Children near the seedlings in the reforestation site in Merea, Chad. Photo by UNDP Chad / Jean Damascene Hakuzimana
How do the trends of climate, natural capital and pollution influence human development?
Poverty, hunger, inequality, human health are directly related to how well nature functions. This is very clear from the low- and middle-income countries . Various constituents and determinants of human development are directly dependent on quality of top soil, green space in the cities, forest biomass, fish stock, common property resources (and access), ground and surface water and general levels of pollution.
What actions could help mitigate the negative trends on climate, natural capital and pollution?
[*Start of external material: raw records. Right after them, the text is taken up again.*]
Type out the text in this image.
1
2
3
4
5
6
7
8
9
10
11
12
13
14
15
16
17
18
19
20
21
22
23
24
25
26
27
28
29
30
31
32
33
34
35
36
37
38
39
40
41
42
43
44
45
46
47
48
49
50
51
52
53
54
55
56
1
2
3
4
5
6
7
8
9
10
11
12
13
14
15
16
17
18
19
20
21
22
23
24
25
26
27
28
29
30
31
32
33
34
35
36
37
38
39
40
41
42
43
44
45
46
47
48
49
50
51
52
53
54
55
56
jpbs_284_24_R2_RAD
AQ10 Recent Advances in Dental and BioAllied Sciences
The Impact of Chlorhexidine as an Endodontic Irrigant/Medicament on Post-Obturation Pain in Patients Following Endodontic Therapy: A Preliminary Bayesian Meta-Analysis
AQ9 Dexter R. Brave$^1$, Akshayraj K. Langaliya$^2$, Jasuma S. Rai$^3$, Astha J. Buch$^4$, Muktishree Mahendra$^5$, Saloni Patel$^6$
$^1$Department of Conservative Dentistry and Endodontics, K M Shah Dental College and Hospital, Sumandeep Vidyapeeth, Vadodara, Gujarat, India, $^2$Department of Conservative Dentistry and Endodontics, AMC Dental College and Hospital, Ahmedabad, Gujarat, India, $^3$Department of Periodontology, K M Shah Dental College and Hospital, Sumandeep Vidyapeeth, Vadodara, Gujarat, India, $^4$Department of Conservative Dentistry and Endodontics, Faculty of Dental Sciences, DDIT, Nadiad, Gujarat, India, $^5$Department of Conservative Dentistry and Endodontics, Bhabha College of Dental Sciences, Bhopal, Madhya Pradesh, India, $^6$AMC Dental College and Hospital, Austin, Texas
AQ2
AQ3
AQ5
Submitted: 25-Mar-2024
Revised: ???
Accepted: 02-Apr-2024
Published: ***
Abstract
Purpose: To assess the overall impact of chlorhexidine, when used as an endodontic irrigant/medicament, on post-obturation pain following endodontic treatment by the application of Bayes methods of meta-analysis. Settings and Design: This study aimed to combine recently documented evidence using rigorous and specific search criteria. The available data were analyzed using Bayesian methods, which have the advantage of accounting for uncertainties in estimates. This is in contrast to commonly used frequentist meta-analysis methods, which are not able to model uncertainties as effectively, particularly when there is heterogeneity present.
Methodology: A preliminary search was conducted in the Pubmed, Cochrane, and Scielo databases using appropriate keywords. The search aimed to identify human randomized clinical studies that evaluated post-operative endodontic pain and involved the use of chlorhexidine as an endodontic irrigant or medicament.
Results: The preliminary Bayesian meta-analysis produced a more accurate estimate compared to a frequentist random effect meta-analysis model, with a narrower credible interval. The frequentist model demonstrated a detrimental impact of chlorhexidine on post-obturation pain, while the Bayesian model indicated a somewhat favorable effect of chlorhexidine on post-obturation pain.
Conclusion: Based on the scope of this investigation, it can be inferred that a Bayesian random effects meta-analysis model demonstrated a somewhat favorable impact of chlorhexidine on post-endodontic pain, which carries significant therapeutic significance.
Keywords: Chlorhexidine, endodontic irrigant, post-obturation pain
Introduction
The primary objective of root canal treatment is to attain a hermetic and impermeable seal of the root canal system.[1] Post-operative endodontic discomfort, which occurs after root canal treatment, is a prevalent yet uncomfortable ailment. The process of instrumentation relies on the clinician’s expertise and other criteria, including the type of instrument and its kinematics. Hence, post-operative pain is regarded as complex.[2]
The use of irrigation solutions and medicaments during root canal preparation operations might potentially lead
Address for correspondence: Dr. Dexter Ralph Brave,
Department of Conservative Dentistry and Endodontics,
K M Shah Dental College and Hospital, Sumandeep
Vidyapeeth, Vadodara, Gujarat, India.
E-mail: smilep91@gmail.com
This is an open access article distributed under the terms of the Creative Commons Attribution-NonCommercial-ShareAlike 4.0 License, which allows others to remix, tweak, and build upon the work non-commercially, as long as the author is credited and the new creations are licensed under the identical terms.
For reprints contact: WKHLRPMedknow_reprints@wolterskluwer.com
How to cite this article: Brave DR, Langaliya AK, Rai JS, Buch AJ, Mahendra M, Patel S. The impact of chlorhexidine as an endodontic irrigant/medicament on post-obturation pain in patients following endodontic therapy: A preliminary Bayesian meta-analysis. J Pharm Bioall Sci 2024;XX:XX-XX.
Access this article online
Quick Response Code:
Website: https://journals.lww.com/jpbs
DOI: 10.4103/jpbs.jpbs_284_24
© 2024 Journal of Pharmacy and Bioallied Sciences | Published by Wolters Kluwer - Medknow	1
Transformative change is needed, which will entail profound shifts in how governments, businesses and markets respond to demands for energy and food, and material-intensive services.
Policy frameworks and innovative response options are needed, which support transformative change, such as culture shifts, technological evolution, nature-based solutions and tools of inclusive circular economy. Sustainable development policy needs to be firmly rooted in a systems approach to analysis, which acknowledges the direct and indirect drivers of change, while minimizing trade-offs and harvesting synergy.
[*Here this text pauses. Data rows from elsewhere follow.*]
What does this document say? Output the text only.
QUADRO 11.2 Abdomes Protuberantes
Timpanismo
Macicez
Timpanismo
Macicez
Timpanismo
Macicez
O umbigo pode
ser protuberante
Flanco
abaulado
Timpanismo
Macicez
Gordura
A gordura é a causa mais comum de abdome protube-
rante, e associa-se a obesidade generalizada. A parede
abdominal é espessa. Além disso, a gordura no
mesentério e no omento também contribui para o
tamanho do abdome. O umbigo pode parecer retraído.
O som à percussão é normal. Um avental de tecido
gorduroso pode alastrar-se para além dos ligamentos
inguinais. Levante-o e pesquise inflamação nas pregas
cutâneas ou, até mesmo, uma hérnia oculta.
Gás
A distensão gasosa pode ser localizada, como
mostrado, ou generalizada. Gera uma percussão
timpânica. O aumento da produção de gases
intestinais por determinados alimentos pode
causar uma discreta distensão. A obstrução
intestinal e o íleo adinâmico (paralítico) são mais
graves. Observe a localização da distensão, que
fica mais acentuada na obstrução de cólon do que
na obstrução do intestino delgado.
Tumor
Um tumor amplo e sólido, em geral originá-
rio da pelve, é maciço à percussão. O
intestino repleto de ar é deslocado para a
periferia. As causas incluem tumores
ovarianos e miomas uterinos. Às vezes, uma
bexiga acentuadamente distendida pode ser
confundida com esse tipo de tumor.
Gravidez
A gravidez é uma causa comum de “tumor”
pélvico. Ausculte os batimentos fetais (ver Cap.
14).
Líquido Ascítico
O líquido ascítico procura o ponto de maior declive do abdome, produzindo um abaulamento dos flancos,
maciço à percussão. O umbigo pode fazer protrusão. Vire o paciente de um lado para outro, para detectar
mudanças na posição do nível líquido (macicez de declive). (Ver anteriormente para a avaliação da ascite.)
Do the trends offer any opportunities for sustainable development?
The Sustainable Development Goals (SDGs) are integrated and holistic – they are the responsibility of us all. Individuals, families, communities, regions and nations can mould their approach, outlook and aspirations through sustainable consumption and production. Economic tools like climate bonds, wetland banking or incentive based access for biodiversity should be used in a socially credible fashion to make it inclusive and equitable.
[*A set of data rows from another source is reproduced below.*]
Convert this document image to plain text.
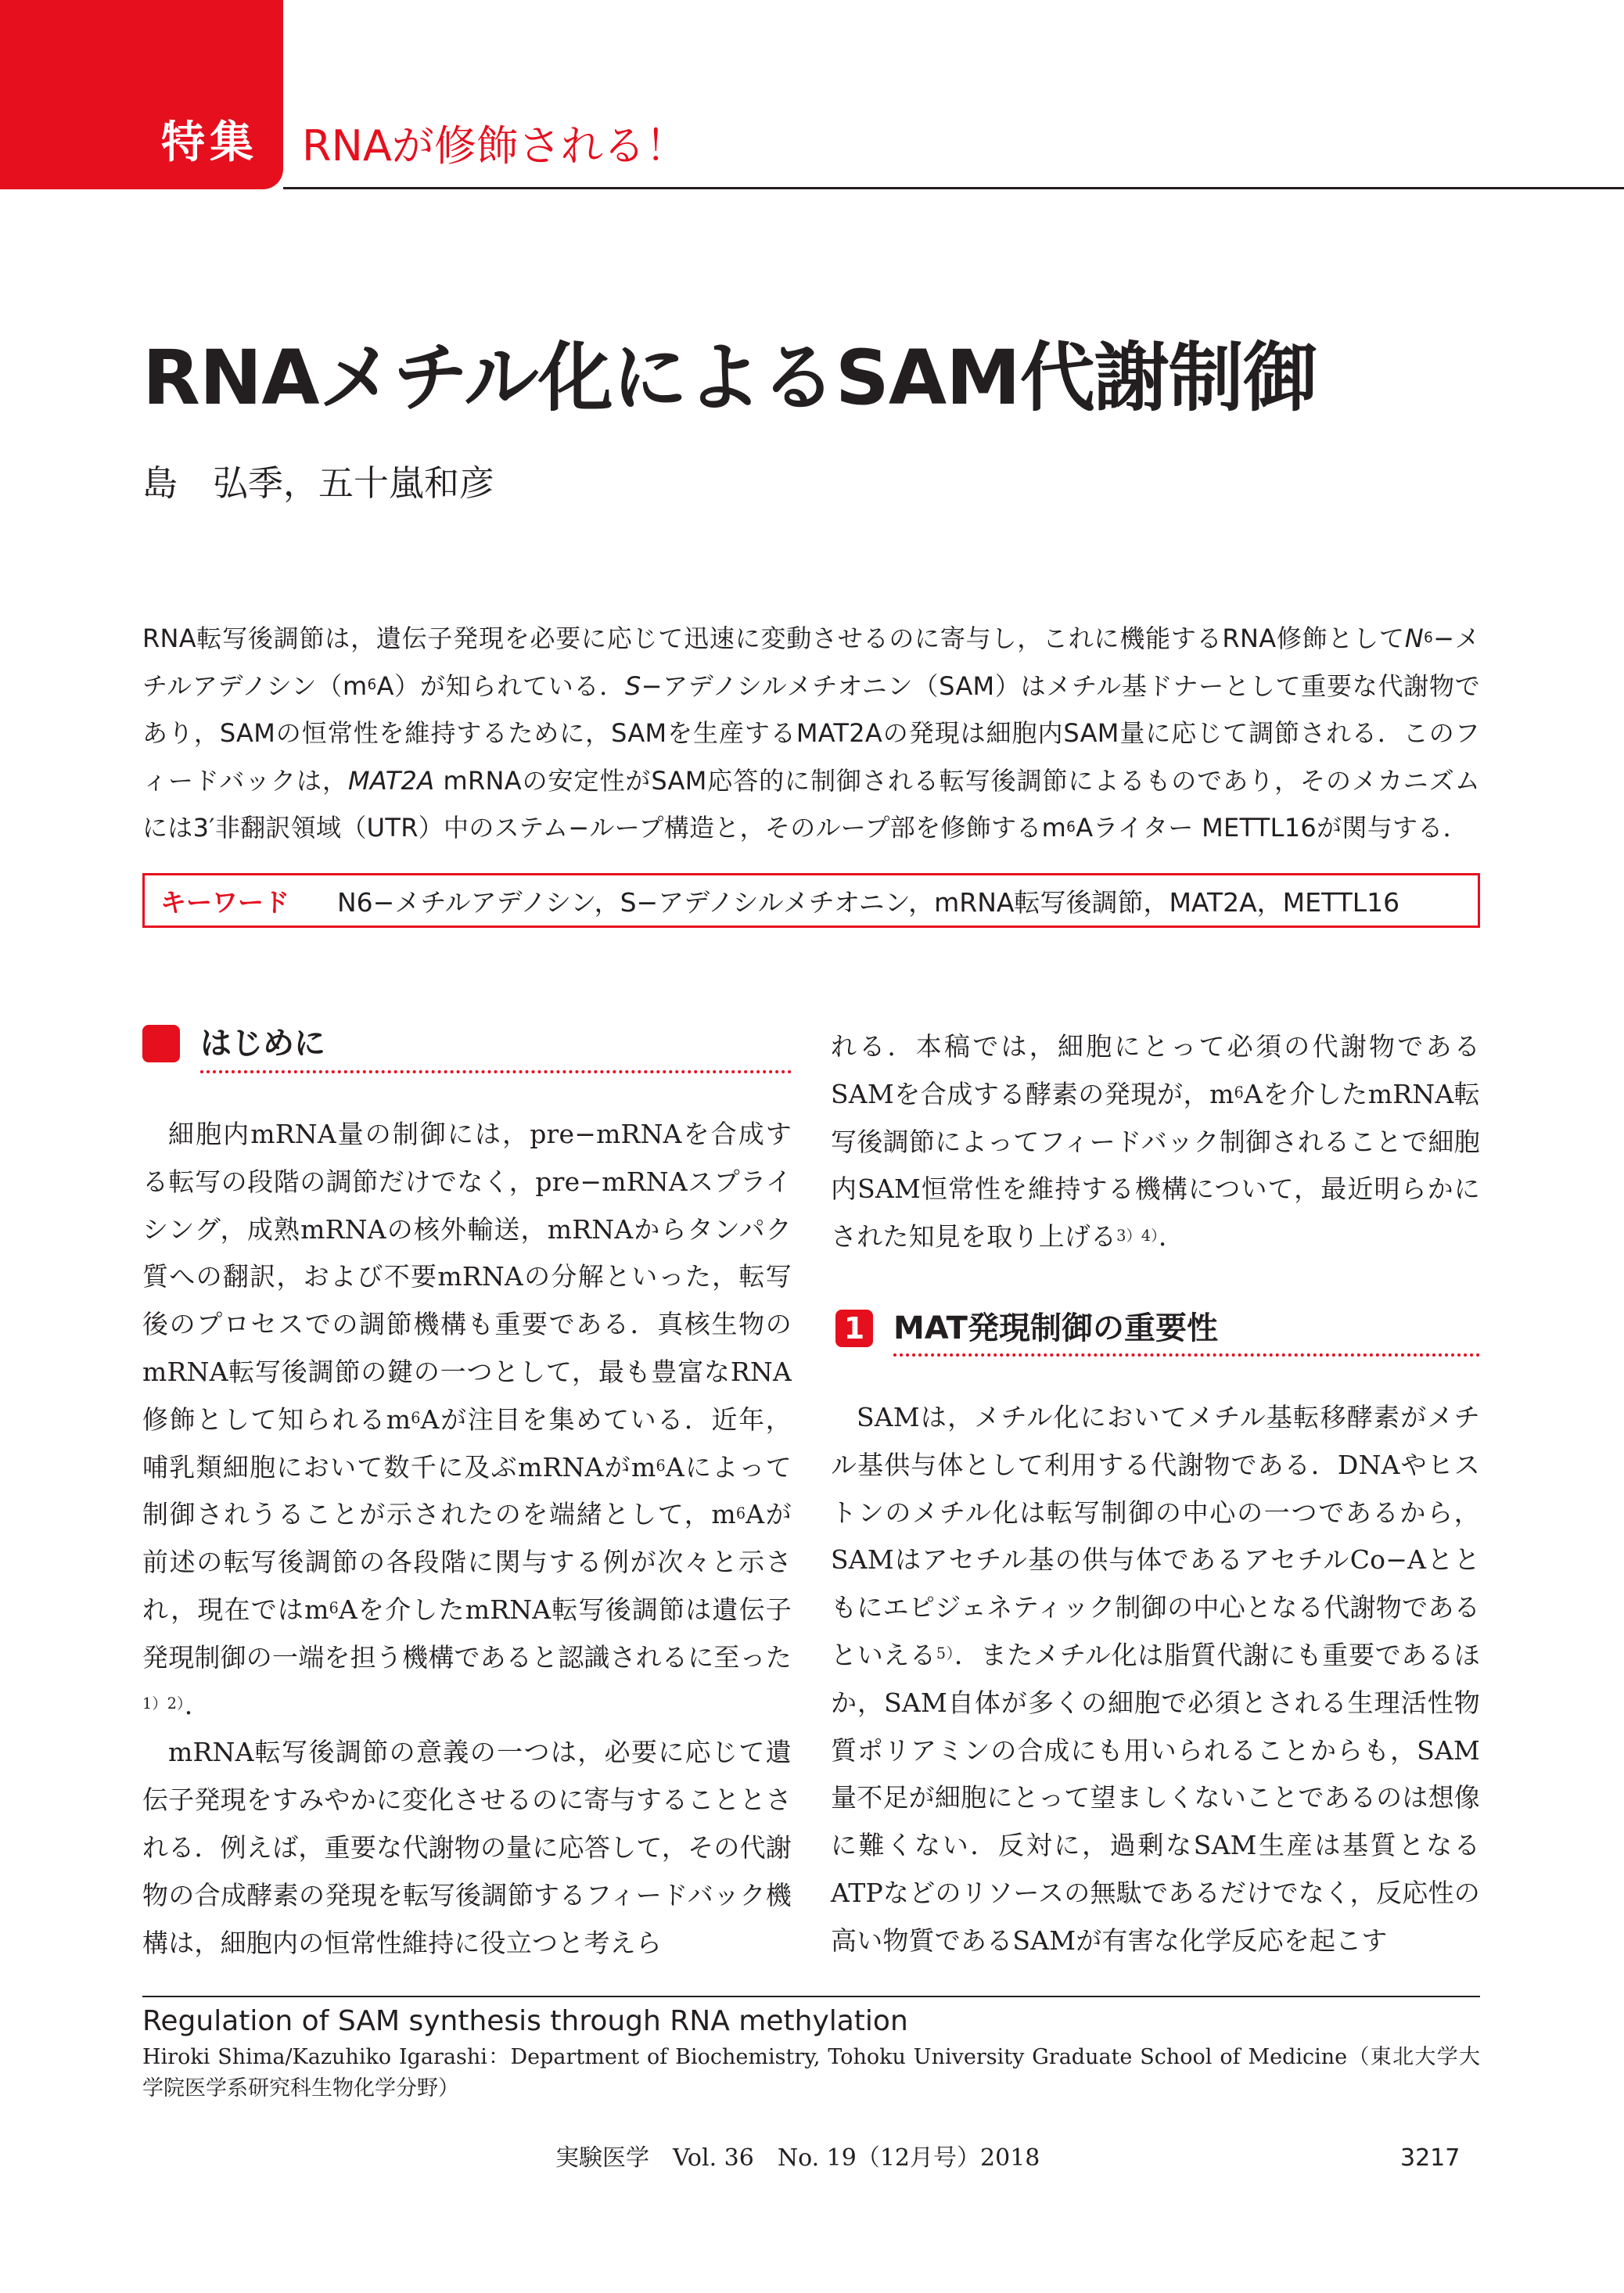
特集 RNAが修飾される！
RNAメチル化によるSAM代謝制御
島　弘季，五十嵐和彦

RNA転写後調節は，遺伝子発現を必要に応じて迅速に変動させるのに寄与し，これに機能するRNA修飾として$N^6-$メチルアデノシン$(m^6A)$が知られている．S−アデノシルメチオニン（SAM）はメチル基ドナーとして重要な代謝物であり，SAMの恒常性を維持するために，SAMを生産するMAT2Aの発現は細胞内SAM量に応じて調節される．このフィードバックは，MAT2A mRNAの安定性がSAM応答的に制御される転写後調節によるものであり，そのメカニズムには3′非翻訳領域（UTR）中のステム−ループ構造と，そのループ部を修飾する$m^6A$ライター METTL16が関与する．

キーワード	N6−メチルアデノシン，S−アデノシルメチオニン，mRNA転写後調節，MAT2A，METTL16
はじめに

細胞内mRNA量の制御には，pre−mRNAを合成する転写の段階の調節だけでなく，pre−mRNAスプライシング，成熟mRNAの核外輸送，mRNAからタンパク質への翻訳，および不要mRNAの分解といった，転写後のプロセスでの調節機構も重要である．真核生物のmRNA転写後調節の鍵の一つとして，最も豊富なRNA修飾として知られる$m^6A$が注目を集めている．近年，哺乳類細胞において数千に及ぶmRNAが$m^6A$によって制御されうることが示されたのを端緒として，$m^6A$が前述の転写後調節の各段階に関与する例が次々と示され，現在では$m^6A$を介したmRNA転写後調節は遺伝子発現制御の一端を担う機構であると認識されるに至った$^{1)2)}$．

mRNA転写後調節の意義の一つは，必要に応じて遺伝子発現をすみやかに変化させるのに寄与することとされる．例えば，重要な代謝物の量に応答して，その代謝物の合成酵素の発現を転写後調節するフィードバック機構は，細胞内の恒常性維持に役立つと考えら

れる．本稿では，細胞にとって必須の代謝物であるSAMを合成する酵素の発現が，$m^6A$を介したmRNA転写後調節によってフィードバック制御されることで細胞内SAM恒常性を維持する機構について，最近明らかにされた知見を取り上げる$^{3)4)}$．

1 MAT発現制御の重要性

SAMは，メチル化においてメチル基転移酵素がメチル基供与体として利用する代謝物である．DNAやヒストンのメチル化は転写制御の中心の一つであるから，SAMはアセチル基の供与体であるアセチルCo−Aとともにエピジェネティック制御の中心となる代謝物であるといえる$^{5)}$．またメチル化は脂質代謝にも重要であるほか，SAM自体が多くの細胞で必須とされる生理活性物質ポリアミンの合成にも用いられることからも，SAM量不足が細胞にとって望ましくないことであるのは想像に難くない．反対に，過剰なSAM生産は基質となるATPなどのリソースの無駄であるだけでなく，反応性の高い物質であるSAMが有害な化学反応を起こす

Regulation of SAM synthesis through RNA methylation

Hiroki Shima/Kazuhiko Igarashi：Department of Biochemistry, Tohoku University Graduate School of Medicine（東北大学大学院医学系研究科生物化学分野）

実験医学　Vol. 36　No. 19（12月号）2018	3217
The report outlines actions we need to take to influence and re-shape these trends in order to approach and reach the SDGs. We have less than ten years to achieve the goals, and this report provides evidence and tools for decision makers to influence policy choices and action at the national and global levels.
How does findings of the report can help in providing solution to the COVID19 pandemic?
There are dedicated reports from the UN to understand the causes, implication and solutions to the COVID19 pandemic, including UNEP and ILRI’s recent publication, Preventing the next pandemic: zoonotic diseases and how to break the chain of transmission.
Innovative economic tools like climate bond, wetland banking, incentives access and benefit sharing in biodiversity conservation should be used in a transparent, inclusive and credible fashion.
We now know the pandemic has arisen from a pathogen that was transferred from the wild to humans. This happened due to a combination of factors ranging from habitat fragmentation, climate change, illegal trade of wildlife and domestication of wild animals. Today, the magnitude of relief packages touches USD $15 trillion, and the havoc on our economies and societies is cataclysmic. The causes of this pandemic relate to biodiversity and climate, so the solution must factor these in to build back better. The report covers good ground on this issue.